Changes to your assets
A significant change in your assets such as buying or selling the family home or establishment of a family trust should prompt an update of your estate planning. This will allow you to ensure that your estate is distributed according to your wishes.
For example, if a beneficiary of your will is only given a specific property identified by address only and you sell that property, that beneficiary may receive nothing. This could leave your estate exposed to a family provision claim.
Divorce and separation
Unless the contrary intention appears in the will, the divorce or annulment of a marriage, automatically revokes parts of the will leaving a gift to the former spouse or appointing them as executor, trustee or guardian. In New South Wales, this automatic revocation does not apply to the breakdown of de facto or long term relationships.

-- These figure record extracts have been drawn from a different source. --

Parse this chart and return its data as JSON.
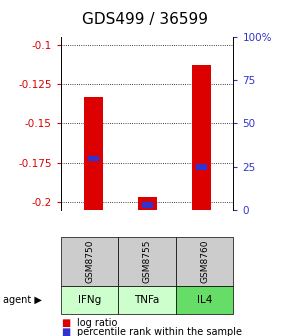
{
  "title": "GDS499 / 36599",
  "samples": [
    "GSM8750",
    "GSM8755",
    "GSM8760"
  ],
  "agents": [
    "IFNg",
    "TNFa",
    "IL4"
  ],
  "log_ratios": [
    -0.133,
    -0.197,
    -0.113
  ],
  "percentile_values": [
    0.3,
    0.03,
    0.25
  ],
  "ylim": [
    -0.205,
    -0.095
  ],
  "yticks_left": [
    -0.1,
    -0.125,
    -0.15,
    -0.175,
    -0.2
  ],
  "yticks_right_labels": [
    "100%",
    "75",
    "50",
    "25",
    "0"
  ],
  "bar_color": "#dd0000",
  "blue_color": "#3333cc",
  "agent_colors": [
    "#ccffcc",
    "#ccffcc",
    "#66dd66"
  ],
  "sample_bg_color": "#cccccc",
  "title_fontsize": 11,
  "tick_fontsize": 7.5,
  "legend_fontsize": 7,
  "bar_width": 0.35
}
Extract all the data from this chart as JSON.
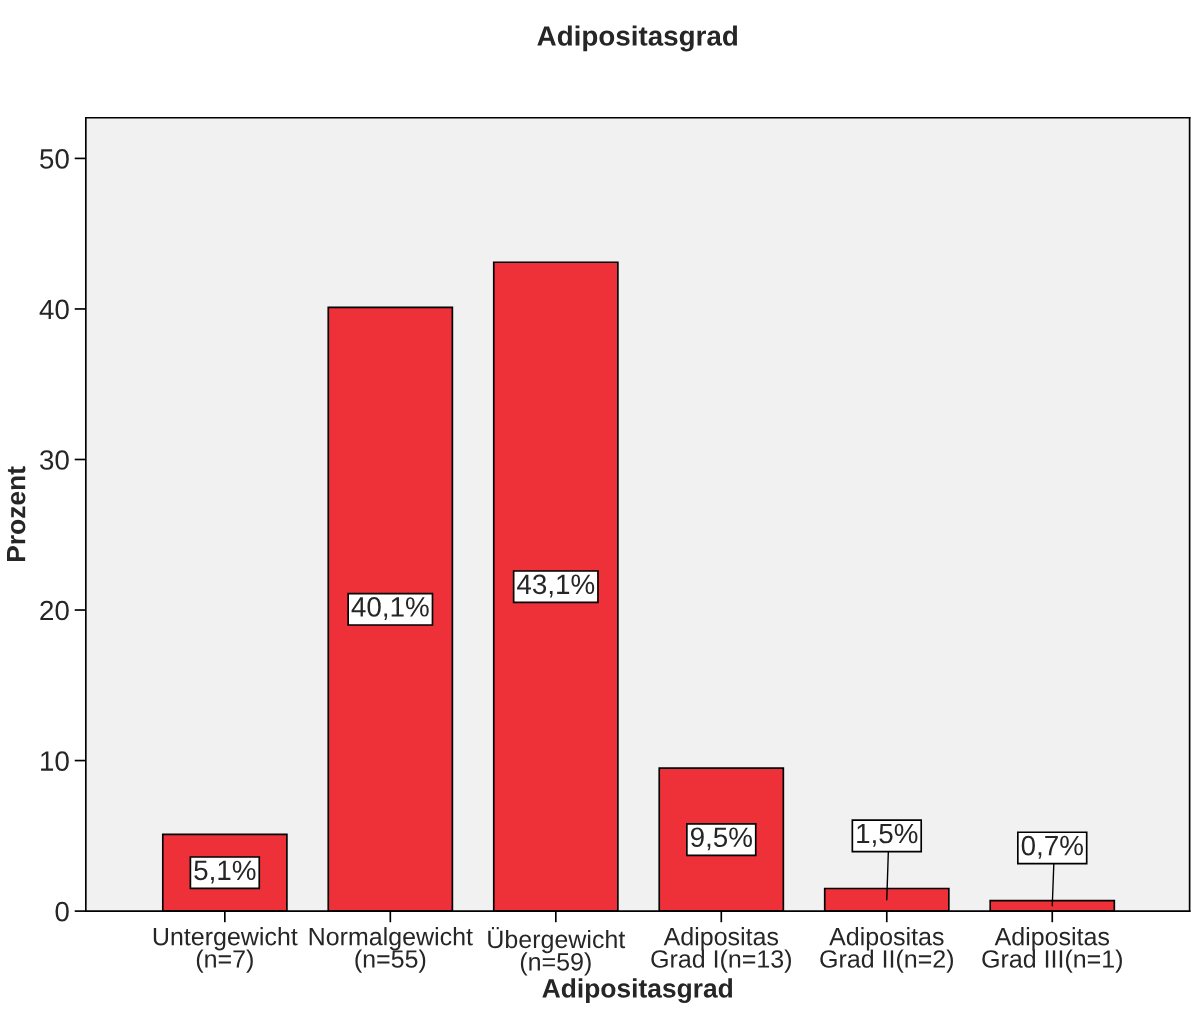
{
  "chart_data": {
    "type": "bar",
    "title": "Adipositasgrad",
    "xlabel": "Adipositasgrad",
    "ylabel": "Prozent",
    "categories": [
      "Untergewicht\n(n=7)",
      "Normalgewicht\n(n=55)",
      "Übergewicht\n(n=59)",
      "Adipositas\nGrad I(n=13)",
      "Adipositas\nGrad II(n=2)",
      "Adipositas\nGrad III(n=1)"
    ],
    "values": [
      5.1,
      40.1,
      43.1,
      9.5,
      1.5,
      0.7
    ],
    "value_labels": [
      "5,1%",
      "40,1%",
      "43,1%",
      "9,5%",
      "1,5%",
      "0,7%"
    ],
    "color": "#ee3039",
    "ylim": [
      0,
      52.7
    ],
    "yticks": [
      0,
      10,
      20,
      30,
      40,
      50
    ],
    "grid": false,
    "legend": false
  }
}
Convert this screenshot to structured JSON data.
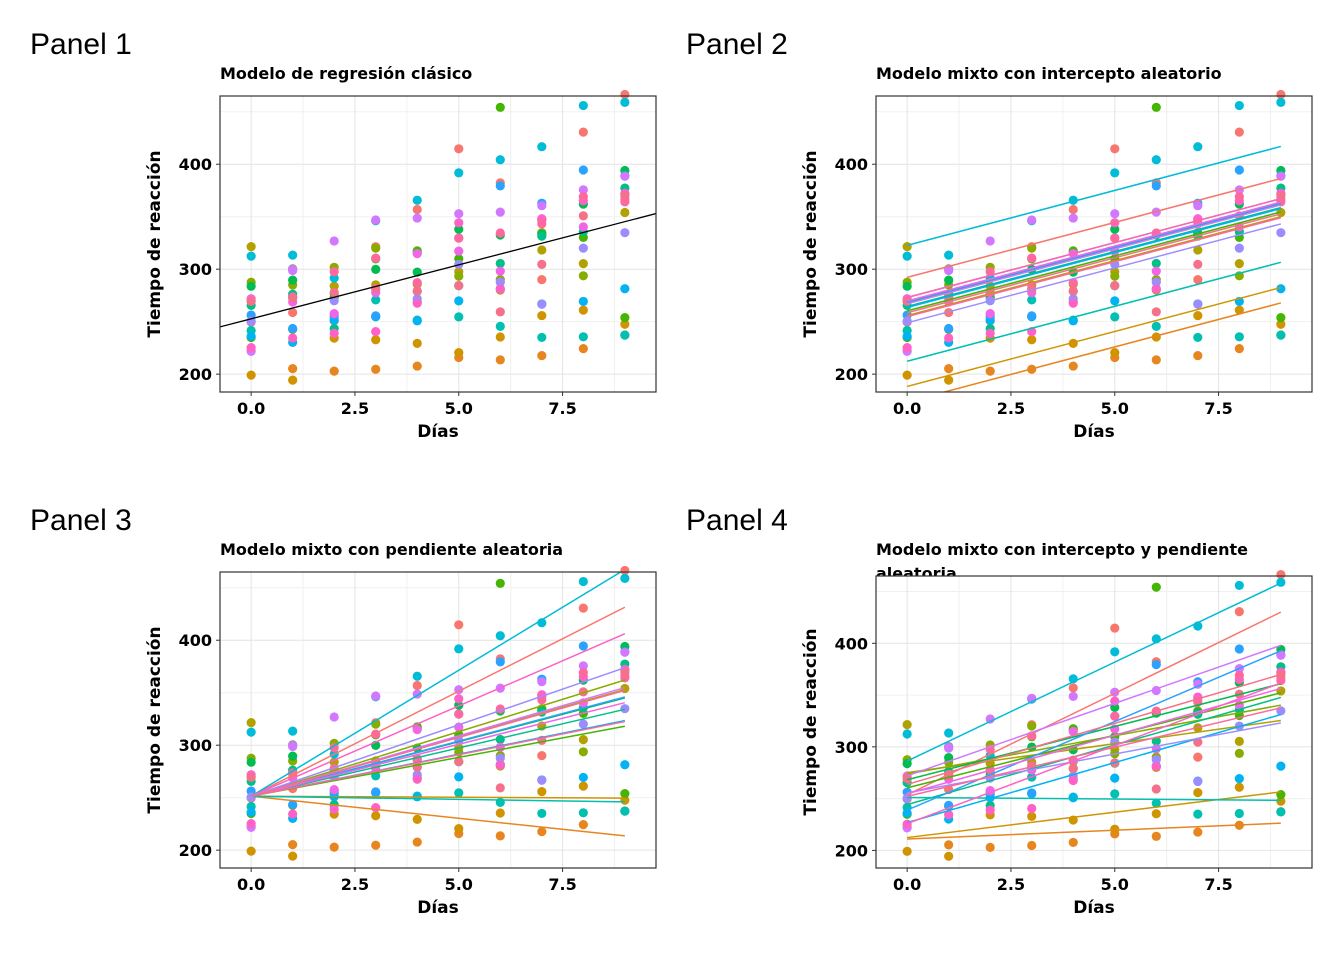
{
  "chart_data": [
    {
      "type": "scatter",
      "panel_label": "Panel 1",
      "title": "Modelo de regresión clásico",
      "xlabel": "Días",
      "ylabel": "Tiempo de reacción",
      "xlim": [
        -0.75,
        9.75
      ],
      "ylim": [
        183,
        465
      ],
      "xticks": [
        0,
        2.5,
        5,
        7.5
      ],
      "xtick_labels": [
        "0.0",
        "2.5",
        "5.0",
        "7.5"
      ],
      "yticks": [
        200,
        300,
        400
      ],
      "ytick_labels": [
        "200",
        "300",
        "400"
      ],
      "grid": true,
      "legend": "none",
      "points_note": "18 subjects x 10 days, colored by subject",
      "lines": [
        {
          "x": [
            -0.75,
            9.75
          ],
          "y": [
            245,
            353
          ],
          "color": "#000000"
        }
      ]
    },
    {
      "type": "scatter",
      "panel_label": "Panel 2",
      "title": "Modelo mixto con intercepto aleatorio",
      "xlabel": "Días",
      "ylabel": "Tiempo de reacción",
      "xlim": [
        -0.75,
        9.75
      ],
      "ylim": [
        183,
        465
      ],
      "xticks": [
        0,
        2.5,
        5,
        7.5
      ],
      "xtick_labels": [
        "0.0",
        "2.5",
        "5.0",
        "7.5"
      ],
      "yticks": [
        200,
        300,
        400
      ],
      "ytick_labels": [
        "200",
        "300",
        "400"
      ],
      "grid": true,
      "legend": "none",
      "model": "random_intercept",
      "slope": 10.47,
      "intercepts": [
        292.2,
        173.6,
        188.3,
        255.8,
        273.0,
        260.3,
        268.2,
        264.5,
        212.3,
        322.7,
        263.5,
        268.7,
        248.9,
        267.0,
        269.7,
        273.0,
        254.8,
        258.5
      ]
    },
    {
      "type": "scatter",
      "panel_label": "Panel 3",
      "title": "Modelo mixto con pendiente aleatoria",
      "xlabel": "Días",
      "ylabel": "Tiempo de reacción",
      "xlim": [
        -0.75,
        9.75
      ],
      "ylim": [
        183,
        465
      ],
      "xticks": [
        0,
        2.5,
        5,
        7.5
      ],
      "xtick_labels": [
        "0.0",
        "2.5",
        "5.0",
        "7.5"
      ],
      "yticks": [
        200,
        300,
        400
      ],
      "ytick_labels": [
        "200",
        "300",
        "400"
      ],
      "grid": true,
      "legend": "none",
      "model": "random_slope",
      "common_intercept": 251.4,
      "slopes": [
        20.0,
        -4.2,
        -0.2,
        11.3,
        12.3,
        7.4,
        10.4,
        9.2,
        -0.6,
        24.0,
        8.0,
        10.5,
        13.6,
        11.5,
        9.9,
        17.2,
        7.9,
        11.2
      ]
    },
    {
      "type": "scatter",
      "panel_label": "Panel 4",
      "title": "Modelo mixto con intercepto y pendiente\n aleatoria",
      "xlabel": "Días",
      "ylabel": "Tiempo de reacción",
      "xlim": [
        -0.75,
        9.75
      ],
      "ylim": [
        183,
        465
      ],
      "xticks": [
        0,
        2.5,
        5,
        7.5
      ],
      "xtick_labels": [
        "0.0",
        "2.5",
        "5.0",
        "7.5"
      ],
      "yticks": [
        200,
        300,
        400
      ],
      "ytick_labels": [
        "200",
        "300",
        "400"
      ],
      "grid": true,
      "legend": "none",
      "model": "random_intercept_and_slope",
      "intercepts": [
        253.7,
        211.0,
        212.4,
        275.1,
        273.7,
        260.4,
        268.2,
        244.2,
        251.1,
        286.3,
        226.8,
        238.9,
        255.6,
        272.0,
        254.7,
        225.8,
        252.2,
        263.7
      ],
      "slopes": [
        19.6,
        1.7,
        4.9,
        5.6,
        7.4,
        10.2,
        10.3,
        11.5,
        -0.3,
        19.1,
        11.6,
        17.1,
        7.5,
        14.0,
        11.3,
        15.1,
        9.5,
        11.8
      ]
    }
  ],
  "subjects": {
    "colors": [
      "#F8766D",
      "#E7851E",
      "#D09400",
      "#B2A100",
      "#89AC00",
      "#45B500",
      "#00BC51",
      "#00C087",
      "#00C0B2",
      "#00BCD6",
      "#00B3F2",
      "#29A3FF",
      "#9C8DFF",
      "#D277FF",
      "#F166E8",
      "#FF61C7",
      "#FF689E",
      "#F5718A"
    ],
    "reaction_times": [
      [
        249.6,
        258.7,
        250.8,
        321.4,
        356.9,
        414.7,
        382.2,
        290.1,
        430.6,
        466.4
      ],
      [
        222.7,
        205.3,
        202.9,
        204.7,
        207.7,
        215.9,
        213.6,
        217.7,
        224.3,
        237.3
      ],
      [
        199.1,
        194.3,
        234.3,
        232.8,
        229.3,
        220.5,
        235.4,
        255.8,
        261.0,
        247.5
      ],
      [
        321.5,
        300.4,
        283.9,
        285.1,
        285.8,
        297.6,
        280.2,
        318.3,
        305.3,
        354.0
      ],
      [
        287.6,
        285.0,
        301.8,
        320.1,
        316.3,
        293.3,
        290.1,
        334.8,
        293.7,
        371.6
      ],
      [
        234.9,
        242.8,
        272.9,
        309.8,
        317.5,
        309.9,
        454.2,
        346.8,
        330.3,
        253.9
      ],
      [
        283.8,
        289.6,
        276.8,
        299.8,
        297.2,
        338.1,
        332.6,
        333.4,
        362.0,
        394.0
      ],
      [
        265.5,
        276.2,
        243.4,
        254.7,
        279.0,
        284.2,
        305.5,
        331.5,
        335.7,
        377.3
      ],
      [
        241.6,
        273.9,
        254.5,
        270.8,
        251.5,
        254.6,
        245.5,
        235.0,
        235.6,
        237.2
      ],
      [
        312.4,
        313.4,
        291.6,
        346.1,
        365.7,
        391.8,
        404.3,
        416.7,
        455.9,
        458.9
      ],
      [
        236.1,
        230.3,
        251.3,
        254.9,
        250.8,
        269.8,
        281.6,
        266.9,
        269.3,
        281.4
      ],
      [
        256.3,
        243.5,
        256.3,
        255.5,
        268.9,
        329.7,
        379.4,
        362.9,
        394.5,
        389.0
      ],
      [
        250.5,
        300.0,
        269.9,
        280.6,
        271.8,
        304.6,
        287.7,
        266.6,
        320.1,
        334.8
      ],
      [
        221.7,
        298.8,
        326.9,
        346.9,
        348.7,
        352.8,
        354.4,
        360.5,
        375.6,
        388.5
      ],
      [
        271.9,
        268.7,
        257.7,
        277.7,
        314.8,
        317.2,
        298.1,
        348.1,
        340.3,
        366.5
      ],
      [
        225.3,
        234.5,
        238.9,
        240.5,
        267.5,
        344.2,
        281.1,
        347.6,
        365.2,
        372.2
      ],
      [
        269.4,
        273.5,
        297.6,
        310.6,
        287.2,
        329.6,
        334.5,
        343.2,
        369.1,
        364.1
      ],
      [
        269.8,
        272.4,
        277.9,
        281.8,
        279.2,
        284.5,
        259.3,
        304.6,
        350.8,
        369.5
      ]
    ]
  }
}
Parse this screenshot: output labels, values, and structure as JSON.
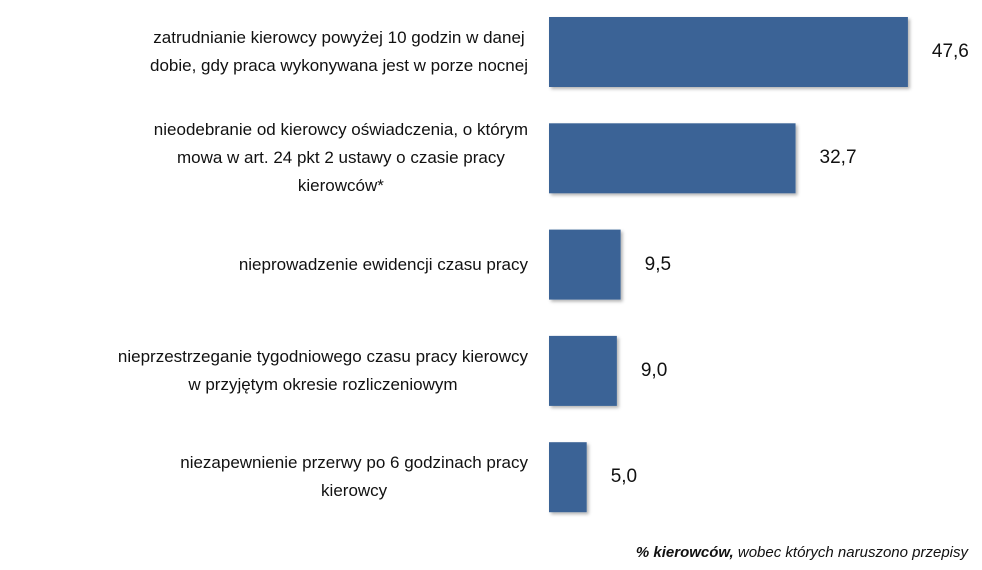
{
  "chart_data": {
    "type": "bar",
    "orientation": "horizontal",
    "categories": [
      "zatrudnianie kierowcy powyżej 10 godzin w danej\ndobie, gdy praca wykonywana jest w porze nocnej",
      "nieodebranie od kierowcy oświadczenia, o którym\nmowa w art. 24 pkt 2 ustawy o czasie pracy\nkierowców*",
      "nieprowadzenie ewidencji czasu pracy",
      "nieprzestrzeganie tygodniowego czasu pracy kierowcy\nw przyjętym okresie rozliczeniowym",
      "niezapewnienie przerwy po 6 godzinach pracy\nkierowcy"
    ],
    "values": [
      47.6,
      32.7,
      9.5,
      9.0,
      5.0
    ],
    "value_labels": [
      "47,6",
      "32,7",
      "9,5",
      "9,0",
      "5,0"
    ],
    "color": "#3a6496",
    "xlim": [
      0,
      50
    ],
    "xlabel": [
      "% kierowców,",
      "wobec których naruszono przepisy"
    ]
  }
}
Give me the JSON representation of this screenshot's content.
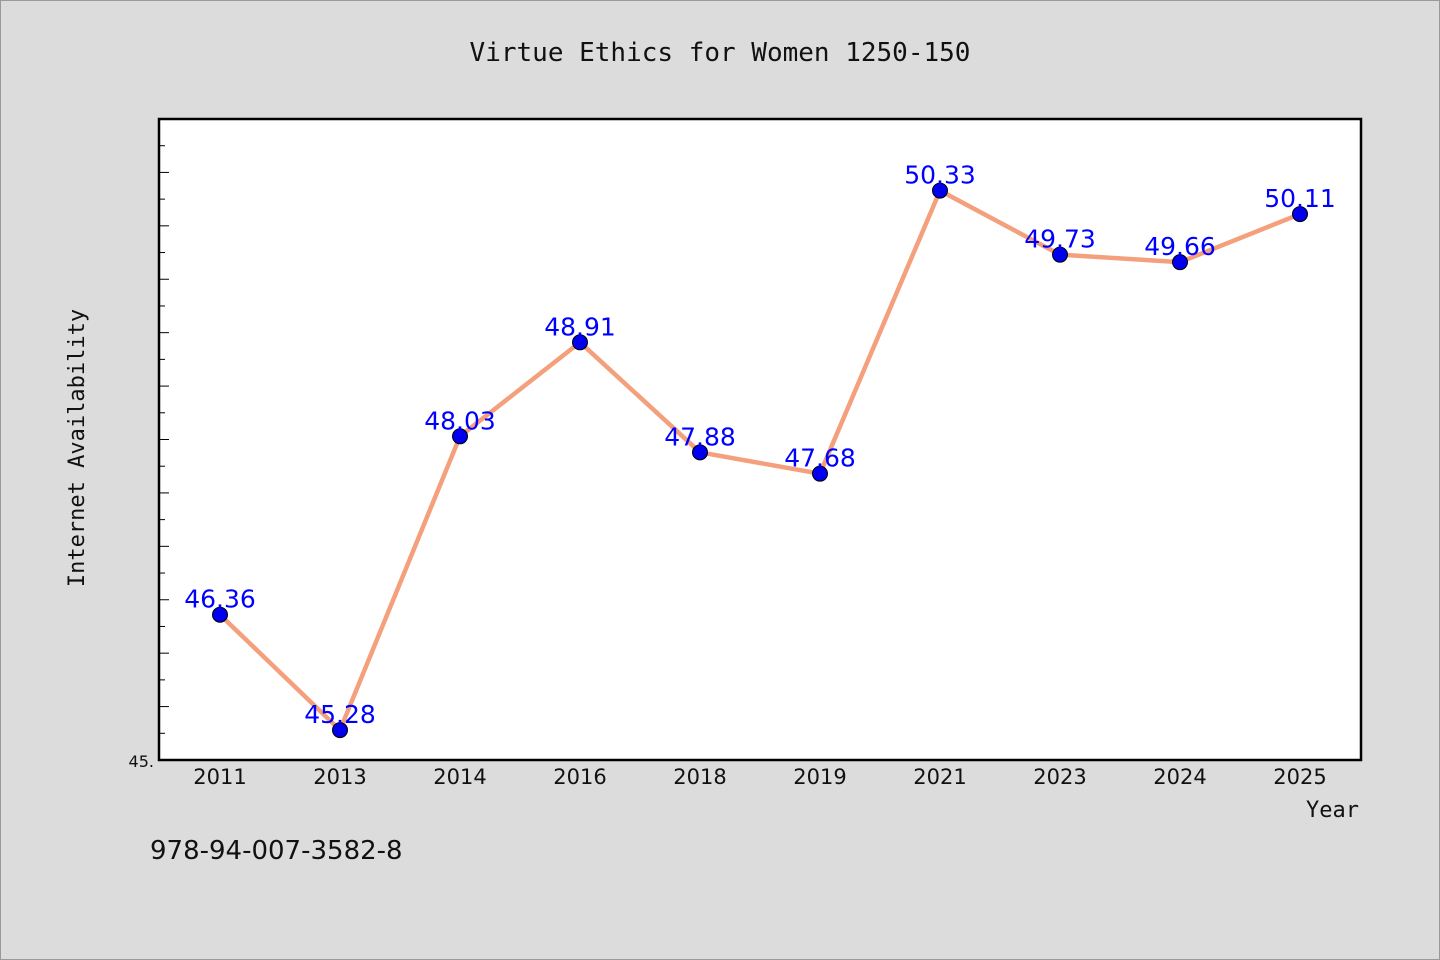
{
  "chart_data": {
    "type": "line",
    "title": "Virtue Ethics for Women 1250-150",
    "xlabel": "Year",
    "ylabel": "Internet Availability",
    "categories": [
      "2011",
      "2013",
      "2014",
      "2016",
      "2018",
      "2019",
      "2021",
      "2023",
      "2024",
      "2025"
    ],
    "series": [
      {
        "values": [
          46.36,
          45.28,
          48.03,
          48.91,
          47.88,
          47.68,
          50.33,
          49.73,
          49.66,
          50.11
        ],
        "labels": [
          "46.36",
          "45.28",
          "48.03",
          "48.91",
          "47.88",
          "47.68",
          "50.33",
          "49.73",
          "49.66",
          "50.11"
        ],
        "line_color": "#f4a07c",
        "marker_color": "#0000ee",
        "label_color": "#0000ff"
      }
    ],
    "ylim": [
      45.0,
      51.0
    ],
    "y_tick_label": "45.",
    "grid": false,
    "legend": "none"
  },
  "footer": {
    "isbn": "978-94-007-3582-8"
  }
}
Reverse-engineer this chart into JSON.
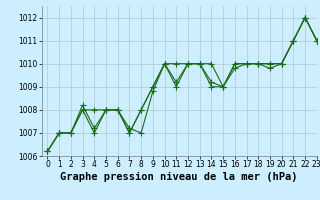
{
  "title": "Graphe pression niveau de la mer (hPa)",
  "bg_color": "#cceeff",
  "grid_color": "#aacccc",
  "line_color": "#1a6b1a",
  "xlim": [
    -0.5,
    23
  ],
  "ylim": [
    1006,
    1012.5
  ],
  "yticks": [
    1006,
    1007,
    1008,
    1009,
    1010,
    1011,
    1012
  ],
  "xticks": [
    0,
    1,
    2,
    3,
    4,
    5,
    6,
    7,
    8,
    9,
    10,
    11,
    12,
    13,
    14,
    15,
    16,
    17,
    18,
    19,
    20,
    21,
    22,
    23
  ],
  "xtick_labels": [
    "0",
    "1",
    "2",
    "3",
    "4",
    "5",
    "6",
    "7",
    "8",
    "9",
    "10",
    "11",
    "12",
    "13",
    "14",
    "15",
    "16",
    "17",
    "18",
    "19",
    "20",
    "21",
    "22",
    "23"
  ],
  "series": [
    [
      1006.2,
      1007.0,
      1007.0,
      1008.0,
      1008.0,
      1008.0,
      1008.0,
      1007.0,
      1008.0,
      1009.0,
      1010.0,
      1010.0,
      1010.0,
      1010.0,
      1010.0,
      1009.0,
      1010.0,
      1010.0,
      1010.0,
      1010.0,
      1010.0,
      1011.0,
      1012.0,
      1011.0
    ],
    [
      1006.2,
      1007.0,
      1007.0,
      1008.0,
      1007.0,
      1008.0,
      1008.0,
      1007.0,
      1008.0,
      1009.0,
      1010.0,
      1009.2,
      1010.0,
      1010.0,
      1009.2,
      1009.0,
      1010.0,
      1010.0,
      1010.0,
      1010.0,
      1010.0,
      1011.0,
      1012.0,
      1011.0
    ],
    [
      1006.2,
      1007.0,
      1007.0,
      1008.2,
      1007.2,
      1008.0,
      1008.0,
      1007.2,
      1007.0,
      1008.8,
      1010.0,
      1009.0,
      1010.0,
      1010.0,
      1009.0,
      1009.0,
      1009.8,
      1010.0,
      1010.0,
      1009.8,
      1010.0,
      1011.0,
      1012.0,
      1011.0
    ]
  ],
  "marker": "+",
  "markersize": 4,
  "linewidth": 0.8,
  "title_fontsize": 7.5,
  "tick_fontsize": 5.5
}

It is also important to revoke any appointment of you former spouse or partner as your attorney or enduring guardian and to notify them of the revocation. Powers of attorney and enduring guardians are powerful legal documents and you should only appoint people that you trust to act in your best interest.
Named person unable or unwilling to act
Where it becomes apparent that a person named in your estate planning documents becomes unable or unwilling to act (eg under mental incapacity or has passed away), your documents should be updated to name new primary and substitute appointees.
This will reduce unnecessary complications and costs with obtaining court or tribunal orders appointing managers or guardians for you if all of your appointees are unwilling or unable to act. This would also make an application for probate simpler.
Your estate plan is not something you can do once and forget about for the rest of your life. All of your life’s significant events, both joyous and not so joyous ones, should prompt you to review and update your estate planning to ensure your latest intentions are reflected. Regular updates to your estate planning make it easier for those you have entrusted to look after your affairs when you are unable to do so yourself.